I’ve noticed a troubling trend of “old man” action stars in the past five years. Ever since Expendables (2010) came out, many of the action stars of my youth have attempted to reignite their action careers. Nostalgia aside, there is only so much disbelief I am willing to accept at the movies. Sylvester Stallone (67) and Arnold Schwarzenegger (66) breaking out of a maximum security prison and defeating a small army? Sorry, no. Somehow, Liam Neeson has not quite hit the point of unbelievability for me. I blame the movie Taken or perhaps his role as Aslan in the Narnia movies. Whatever the reason, when Neeson takes down the bad guys, I’m on board (get it, because this movie takes place on a plane… no? Okay.)
Liam Neeson is back beating up bad guys and taking names.
Non-Stop is the story of air marshal Bill Marks who is forced to spring into action after receiving a series of text messages that put his fellow transatlantic flight passengers at risk. Neeson’s character was much more well rounded than I expected. It would have been easy for the writers to make him nearly invulnerable, as is often the case with action heroes. Mark’s has a compelling back story full of loss, alcoholism and pain that make his character much more well rounded and sympathetic. Julianne Moore plays an excellent supporting role to Neeson, giving him a confidant among a plane of suspects. Though it could easily be argued that she followed far too unswervingly to this man she had only just met, her character was well played and likable. Some other notable appearances come in the forms of Scoot McNairy (Argo, Killing Them Softly), Michelle Dockery (Hanna, Downtown Abbey) and Corey Stoll (House of Cards, Bourne Legacy). All played their roles well enough but were overall one-dimensional characters.
Considering the fact that the writers Richardson, Roach, and Engle seemed to get their script straight from the Action / Suspense / Thriller playbook, Non-Stop still managed to surprise me several times. There were several plot developments that caught me off guard and sucked me back in just when I had lost interest in a scene. This is one of the strengths of Non-Stop; new things are constantly happening and your inner sleuth is constantly being challenged in his sleuthery (real word?). That being said, it was hard for me to overlook how conveniently everything worked out for the terrorists on board the plane. There were too many variables in play for their plan to have worked out so perfectly. It was also hard for me to get on board with the use of on screen texting (similar to House of Cards) used to communicate with the terrorists throughout the film. Though several of these scenes were shot in very interesting ways, they somehow lacked the emotional investment I feel they could have had if spoken.

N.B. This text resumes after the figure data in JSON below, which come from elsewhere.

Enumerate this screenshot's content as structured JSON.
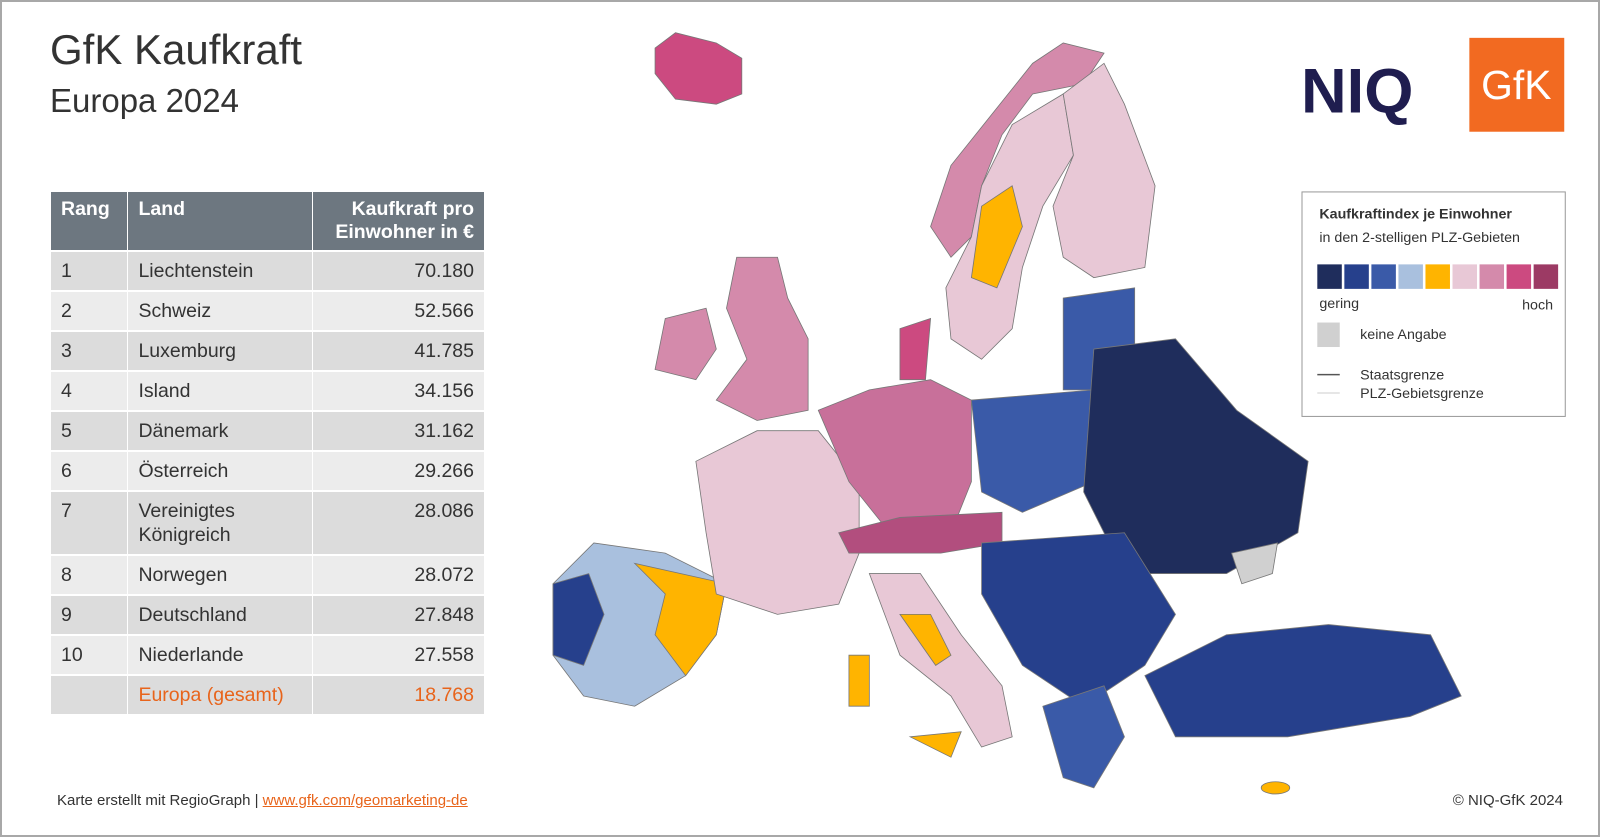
{
  "header": {
    "title": "GfK Kaufkraft",
    "subtitle": "Europa 2024"
  },
  "logos": {
    "niq": "NIQ",
    "gfk": "GfK"
  },
  "table": {
    "columns": [
      "Rang",
      "Land",
      "Kaufkraft pro Einwohner in €"
    ],
    "rows": [
      [
        "1",
        "Liechtenstein",
        "70.180"
      ],
      [
        "2",
        "Schweiz",
        "52.566"
      ],
      [
        "3",
        "Luxemburg",
        "41.785"
      ],
      [
        "4",
        "Island",
        "34.156"
      ],
      [
        "5",
        "Dänemark",
        "31.162"
      ],
      [
        "6",
        "Österreich",
        "29.266"
      ],
      [
        "7",
        "Vereinigtes Königreich",
        "28.086"
      ],
      [
        "8",
        "Norwegen",
        "28.072"
      ],
      [
        "9",
        "Deutschland",
        "27.848"
      ],
      [
        "10",
        "Niederlande",
        "27.558"
      ]
    ],
    "total": [
      "Europa (gesamt)",
      "18.768"
    ]
  },
  "legend": {
    "title": "Kaufkraftindex je Einwohner",
    "subtitle": "in den 2-stelligen PLZ-Gebieten",
    "scale_colors": [
      "#1f2d5c",
      "#26408c",
      "#3a5aa8",
      "#a9c0de",
      "#ffb400",
      "#e8c8d6",
      "#d48aab",
      "#cc4a80",
      "#9c3a64"
    ],
    "low": "gering",
    "high": "hoch",
    "no_data": "keine Angabe",
    "no_data_color": "#d0d0d0",
    "state_border": "Staatsgrenze",
    "zip_border": "PLZ-Gebietsgrenze"
  },
  "footer": {
    "credit": "Karte erstellt mit RegioGraph | ",
    "link": "www.gfk.com/geomarketing-de",
    "copyright": "© NIQ-GfK 2024"
  }
}
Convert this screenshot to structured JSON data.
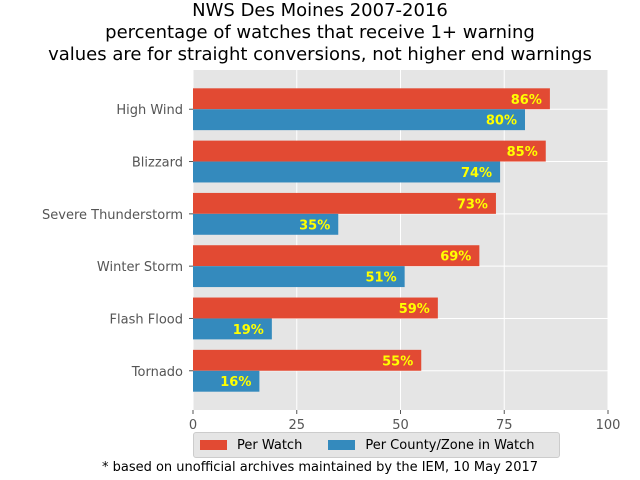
{
  "title": {
    "line1": "NWS Des Moines 2007-2016",
    "line2": "percentage of watches that receive 1+ warning",
    "line3": "values are for straight conversions, not higher end warnings"
  },
  "footnote": "* based on unofficial archives maintained by the IEM, 10 May 2017",
  "colors": {
    "per_watch": "#e24a33",
    "per_county": "#348abd",
    "plot_background": "#e5e5e5",
    "grid": "#ffffff",
    "bar_label": "#ffff00"
  },
  "chart_data": {
    "type": "bar",
    "orientation": "horizontal",
    "categories": [
      "High Wind",
      "Blizzard",
      "Severe Thunderstorm",
      "Winter Storm",
      "Flash Flood",
      "Tornado"
    ],
    "series": [
      {
        "name": "Per Watch",
        "values": [
          86,
          85,
          73,
          69,
          59,
          55
        ],
        "labels": [
          "86%",
          "85%",
          "73%",
          "69%",
          "59%",
          "55%"
        ]
      },
      {
        "name": "Per County/Zone in Watch",
        "values": [
          80,
          74,
          35,
          51,
          19,
          16
        ],
        "labels": [
          "80%",
          "74%",
          "35%",
          "51%",
          "19%",
          "16%"
        ]
      }
    ],
    "xlim": [
      0,
      100
    ],
    "xticks": [
      0,
      25,
      50,
      75,
      100
    ],
    "xtick_labels": [
      "0",
      "25",
      "50",
      "75",
      "100"
    ],
    "grid": true,
    "legend_position": "bottom"
  }
}
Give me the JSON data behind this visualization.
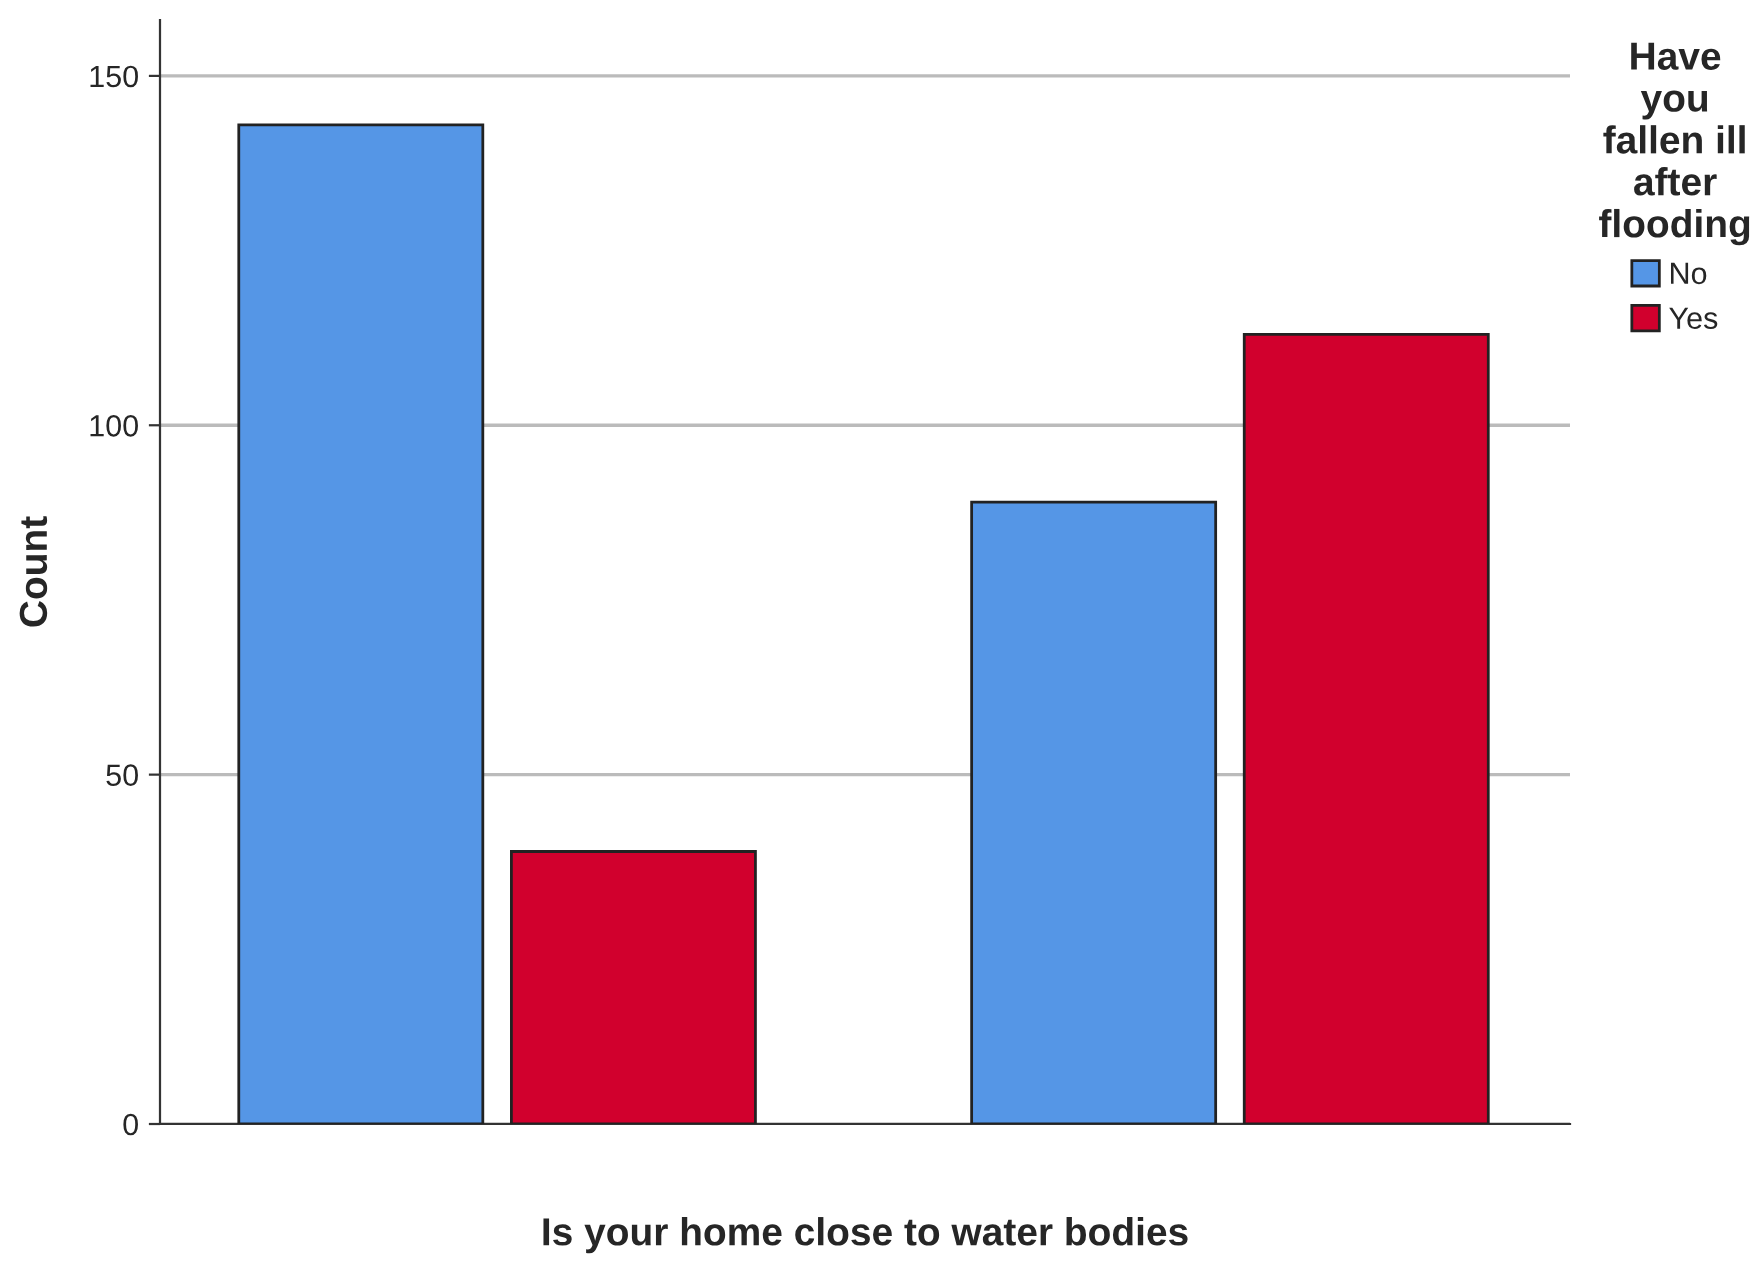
{
  "chart_data": {
    "type": "bar",
    "xlabel": "Is your home close to water bodies",
    "ylabel": "Count",
    "legend_title": "Have\nyou\nfallen ill\nafter\nflooding",
    "categories": [
      null,
      null
    ],
    "series": [
      {
        "name": "No",
        "color": "#5596e6",
        "values": [
          143,
          89
        ]
      },
      {
        "name": "Yes",
        "color": "#d1002d",
        "values": [
          39,
          113
        ]
      }
    ],
    "ylim": [
      0,
      158
    ],
    "yticks": [
      0,
      50,
      100,
      150
    ],
    "grid": "y",
    "legend": "top right"
  }
}
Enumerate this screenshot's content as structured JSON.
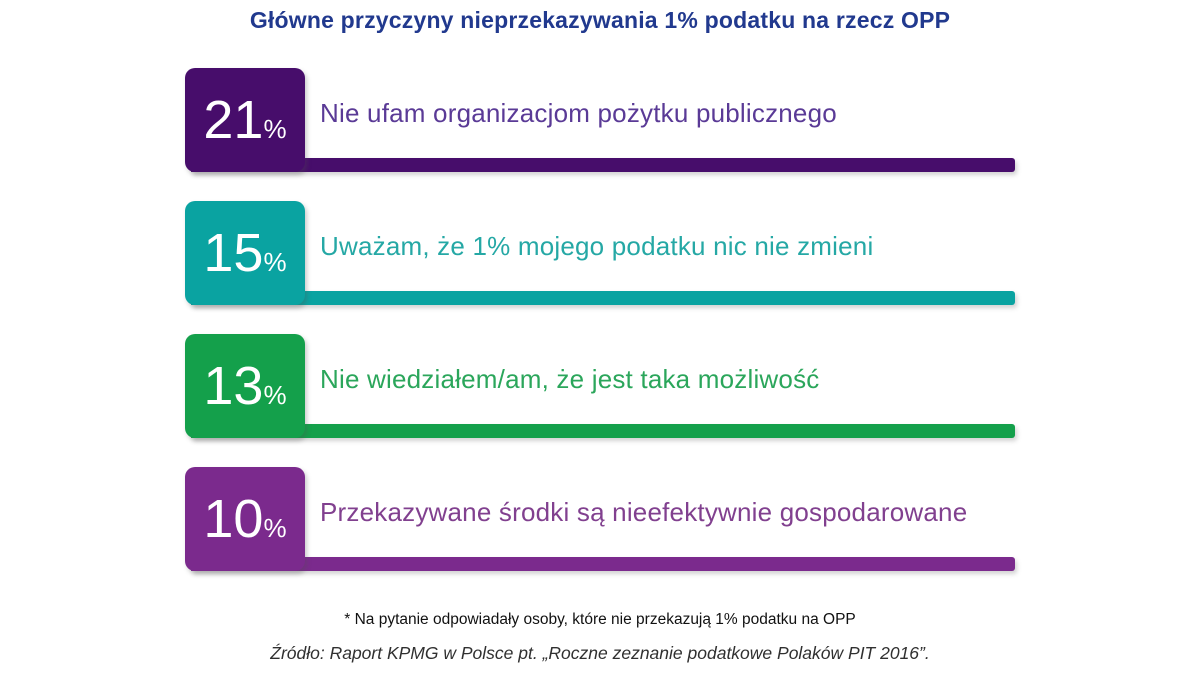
{
  "title": "Główne przyczyny nieprzekazywania 1% podatku na rzecz OPP",
  "rows": [
    {
      "value": "21",
      "unit": "%",
      "label": "Nie ufam organizacjom pożytku publicznego",
      "color": "#470D6B",
      "label_color": "#5A3A96"
    },
    {
      "value": "15",
      "unit": "%",
      "label": "Uważam, że 1% mojego podatku nic nie zmieni",
      "color": "#0AA3A1",
      "label_color": "#25A8A5"
    },
    {
      "value": "13",
      "unit": "%",
      "label": "Nie wiedziałem/am, że jest taka możliwość",
      "color": "#14A04B",
      "label_color": "#2BA65B"
    },
    {
      "value": "10",
      "unit": "%",
      "label": "Przekazywane środki są nieefektywnie gospodarowane",
      "color": "#7B2A8D",
      "label_color": "#81408F"
    }
  ],
  "footnote": "* Na pytanie odpowiadały osoby, które nie przekazują 1% podatku na OPP",
  "source": "Źródło: Raport KPMG w Polsce pt. „Roczne zeznanie podatkowe Polaków PIT 2016”.",
  "colors": {
    "title": "#21398E",
    "background": "#FFFFFF"
  },
  "chart_data": {
    "type": "bar",
    "orientation": "horizontal",
    "title": "Główne przyczyny nieprzekazywania 1% podatku na rzecz OPP",
    "categories": [
      "Nie ufam organizacjom pożytku publicznego",
      "Uważam, że 1% mojego podatku nic nie zmieni",
      "Nie wiedziałem/am, że jest taka możliwość",
      "Przekazywane środki są nieefektywnie gospodarowane"
    ],
    "values": [
      21,
      15,
      13,
      10
    ],
    "unit": "%",
    "bar_colors": [
      "#470D6B",
      "#0AA3A1",
      "#14A04B",
      "#7B2A8D"
    ],
    "bar_length_encodes_value": false,
    "legend": "none",
    "grid": false,
    "annotations": [
      "* Na pytanie odpowiadały osoby, które nie przekazują 1% podatku na OPP",
      "Źródło: Raport KPMG w Polsce pt. „Roczne zeznanie podatkowe Polaków PIT 2016”."
    ]
  }
}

Non-stop lives up to its’ name. Though borrowing heavily from 90’s gems like Passenger 57 and Executive Decision, Non-stop still manages to hold your attention. As the plot unfolds, there is a constant sense of tension, intrigue, and guessing that will keep you on the edge of your seat. Though riddled with convenient plot developments, poor CG,I and one dimensional characters, I couldn’t help but white knuckle my way through the more tense scenes. Even with all of the problems I’ve mentioned, Non-Stop still came out triumphantly. I genuinely enjoyed this movie. Don’t go in expecting an Oscar winner, but if you’re a fan of action, Liam Neeson, and whodunnit style movies, then Non-Stop is worth a watch.
It should be said that this movie, though rated PG-13, would not be great for kids. There is a decent amount of language, violence, and hints of sex. For a complete rundown check out the Plugged in Online Review.